Post by Maddad on Jan 30, 2005 19:59:34 GMT -6
Time may be a construction of our perception as opposed to a physical reality. I do not believe this, but nonetheless I would like to explore the idea.
Ignoring time as a dimension, imagine for a moment Flatlanders imagining our three-dimension world. Flatland embeds part way through a three dimensional ball. The intersection of our world and theirs is a circle.
Flatlanders do not have the hardware to perceive the ball directly, but they could come to understand that this object in our three-dimensional worlds exists for them as a point, as this circle, as other circles of different sizes, and as nothing at all. However, at no time does their perception encompass all these different aspects of a ball together. Each different aspect of the ball would be a slice of it from our point of view depending on where Flatland cut through the ball.
Flatlanders might attempt to comprehend ballness by sequencing these slices. If they organize the slices by size, then they start with nothing. At the next slice, a point appears, and in the next slice, the point becomes a small circle. Depending on the resolution of their senses, they will have a variable number of ever-larger circles in each succeeding slice. Their perception of the ball would be a point appearing in their world, becoming a small circle, and then expanding.
This model of the Flatlanders does not fully describe a three dimensional ball, but it may be the best they can do with the limitations of their two-dimensional existence. They would have generated an illusion of time to explain the three-dimensional nature of ballness. Where for us no time-like quality of the ball exists, for Flatlanders the ball exists as a two-dimensional object changing in time.
Note that the Flatlanders might entirely miss fact that the ball does not stop at its equatorial diameter. They might not realize that it shrinks again, becomes the point, and vanishes. Because they organized their perception by the size of slices, the end of their timeline would have been the maximum diameter.
In the same way, we existing in a three-dimensional universe would generate an illusion of time to explain a four-dimensional object. It would not fully describe the nature of this object, but it might be as close as we could come to understanding it.

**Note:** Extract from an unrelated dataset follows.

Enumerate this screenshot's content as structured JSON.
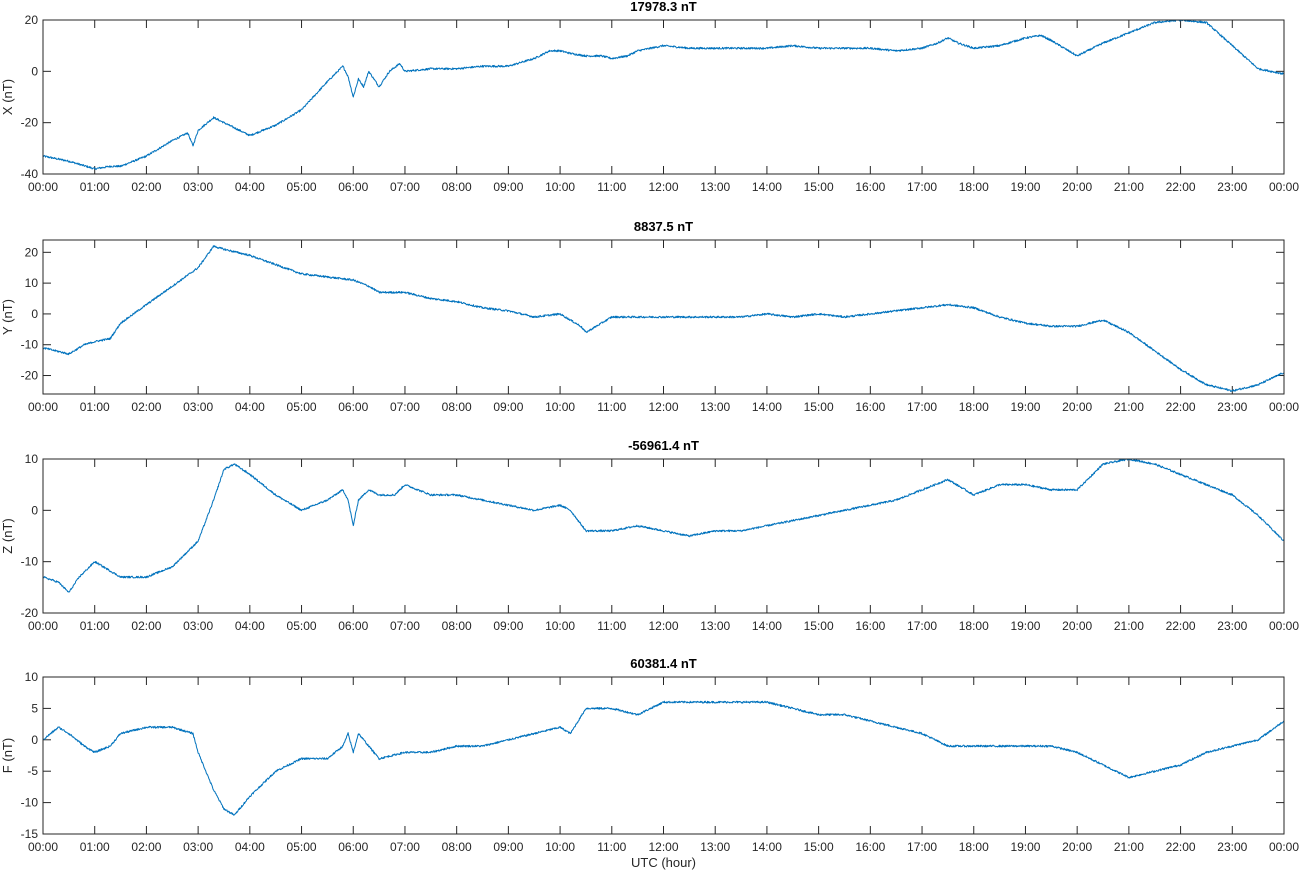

The implication for us would be that the past, present, and future states of this object exist all at the same moment.
Ignoring time as a dimension, imagine for a moment Flatlanders imagining our three-dimension world. Flatland embeds part way through a three dimensional ball. The intersection of our world and theirs is a circle.
Flatlanders do not have the hardware to perceive the ball directly, but they could come to understand that this object in our three-dimensional worlds exists for them as a point, as this circle, as other circles of different sizes, and as nothing at all. However, at no time does their perception encompass all these different aspects of a ball together. Each different aspect of the ball would be a slice of it from our point of view depending on where Flatland cut through the ball.
Flatlanders might attempt to comprehend ballness by sequencing these slices. If they organize the slices by size, then they start with nothing. At the next slice, a point appears, and in the next slice, the point becomes a small circle. Depending on the resolution of their senses, they will have a variable number of ever-larger circles in each succeeding slice. Their perception of the ball would be a point appearing in their world, becoming a small circle, and then expanding.
This model of the Flatlanders does not fully describe a three dimensional ball, but it may be the best they can do with the limitations of their two-dimensional existence. They would have generated an illusion of time to explain the three-dimensional nature of ballness. Where for us no time-like quality of the ball exists, for Flatlanders the ball exists as a two-dimensional object changing in time.
Note that the Flatlanders might entirely miss fact that the ball does not stop at its equatorial diameter. They might not realize that it shrinks again, becomes the point, and vanishes. Because they organized their perception by the size of slices, the end of their timeline would have been the maximum diameter.
In the same way, we existing in a three-dimensional universe would generate an illusion of time to explain a four-dimensional object. It would not fully describe the nature of this object, but it might be as close as we could come to understanding it.
The implication for us would be that the past, present, and future states of this object exist all at the same moment.